Tech had nine men — Broderick Snoddy (100 meters), Brandon Lasater, Zack Fanelty, and Cole Jackob (800M), Jeremy Greenwald (1,500M), Mykhail Chambers (high jump), Jonathan Gardner (triple jump), Myles McDavid (long jump), Aaron Unterberger (pole vault) — and four women — Julienne McKee and Jhanelle McLeod (long jump and triple jump) and Jasmine Kent, Donjhae Jones (long jump) — qualify.

But it's getting into top 12 can be so nail-biting. Even a personal best doesn't insure anything.

That was made harshly clear to Tech in the fates of a couple of their athletes.

"We were disappointed to just miss with two others," said Drosky. "Katie Townsend, a 10K girl was the first person out, she missed by one second over a six-mile race, and one of our hurdlers, Ama Larbi, was the third girl out in the 400 hurdles. Both of them are sophomores. They both had great seasons and they can build on that and make it to the meet next year."

They can ideally follow in the footsteps of McLeod, who qualified in two events as a senior, after learning the hard way as a junior.

"You could actually be left home, a centimeter or two out of going to Nationals. That's actually what happened last year with Jhanelle. They pick 12 and she was 13th it was a centimeter," said Nat Page, assistant coach responsible for jumps and hurdles. "But having been there and done that they know that they want to go there, they want to perform early, get themselves set up in a very nice position and put less pressure on themselves."
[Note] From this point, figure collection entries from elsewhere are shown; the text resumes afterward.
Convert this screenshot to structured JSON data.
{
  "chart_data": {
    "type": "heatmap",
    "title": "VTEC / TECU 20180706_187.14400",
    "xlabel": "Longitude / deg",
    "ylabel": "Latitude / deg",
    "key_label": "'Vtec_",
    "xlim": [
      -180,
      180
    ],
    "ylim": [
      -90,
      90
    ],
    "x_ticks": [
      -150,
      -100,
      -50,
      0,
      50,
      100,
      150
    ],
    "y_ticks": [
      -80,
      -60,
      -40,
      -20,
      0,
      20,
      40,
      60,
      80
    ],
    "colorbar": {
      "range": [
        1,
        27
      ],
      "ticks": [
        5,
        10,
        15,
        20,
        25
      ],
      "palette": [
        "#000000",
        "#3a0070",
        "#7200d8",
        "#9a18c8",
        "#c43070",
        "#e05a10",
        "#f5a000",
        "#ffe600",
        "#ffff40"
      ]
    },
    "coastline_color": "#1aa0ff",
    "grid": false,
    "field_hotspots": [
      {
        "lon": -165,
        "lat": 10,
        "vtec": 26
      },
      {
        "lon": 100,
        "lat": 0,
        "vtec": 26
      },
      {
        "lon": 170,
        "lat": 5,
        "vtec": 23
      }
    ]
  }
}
The pressure will be on regardless of whether you enter the meet in the top 12 or anywhere outside of it. For example, McLeod is third in the triple jump, but her leap of 13.39 meters and McKee, who was 12th, was less than 4/10ths of a meter (12.90). Rebecca Stoyle of UMass Amherst was 13th at 12.88.

Snoddy enters the meet with a 10.32 in the hundred meters. That's fourth-best among football players who doubled in track, but leaves him 15th overall. Of course, he's 3/100ths of a second from being in the money.

It's the same in the distance races, as Brandon Lasater ran the 11th-best 800 meters, but was 5/100ths of a second from being on the outside looking in, while Jackob, who is 26th in the 800 is 34/100ths of a second from being in the top 12.

Greenwald ranks 30th in the 1,500 meters, but would be 2.30 seconds from packing his bags for Eugene.

Page believes experience will make a big difference and he likes Tech's experience, especially amongst his jumpers, as McLeod and Kent are seniors, and McKee is a junior who reached NCAAs last year.

His advice to his jumpers could hold true for the entire team, however.

"Experience will help them," he said. "If they perform the way they've been doing all year long, with that type of consistency, we should do pretty well at Regionals."

Both Page and Drosky believe that now that school is out, the athletes are ready to break out.

"Once school was out they got in a lot of sleep," he said. "I'm seeing fresh people out there. So I'm watching the practices excel. The concentration is good, the effort is really good, the intensity is really good. So I'm watching what we normally do being done even better. Like we did the first one or two meets, when you go out there so fresh and so happy to compete, I'm seeing that now.

"Georgia Tech academics are a challenge," said Drosky. "To have a few weeks of being able to just get some good, quality sleep, some rest, some mental rest and to be able to fully focus on the athletic side I think is a net positive. I think we saw that last weekend with the competition in our home meet where we had a lot of individuals run personal bests."

Personal bests would be great, but 1 through 12 would be even better.

"It comes down to being able to get it done on the day," Drosky said. "We think the guys are ready, we think they have a great opportunity to get there."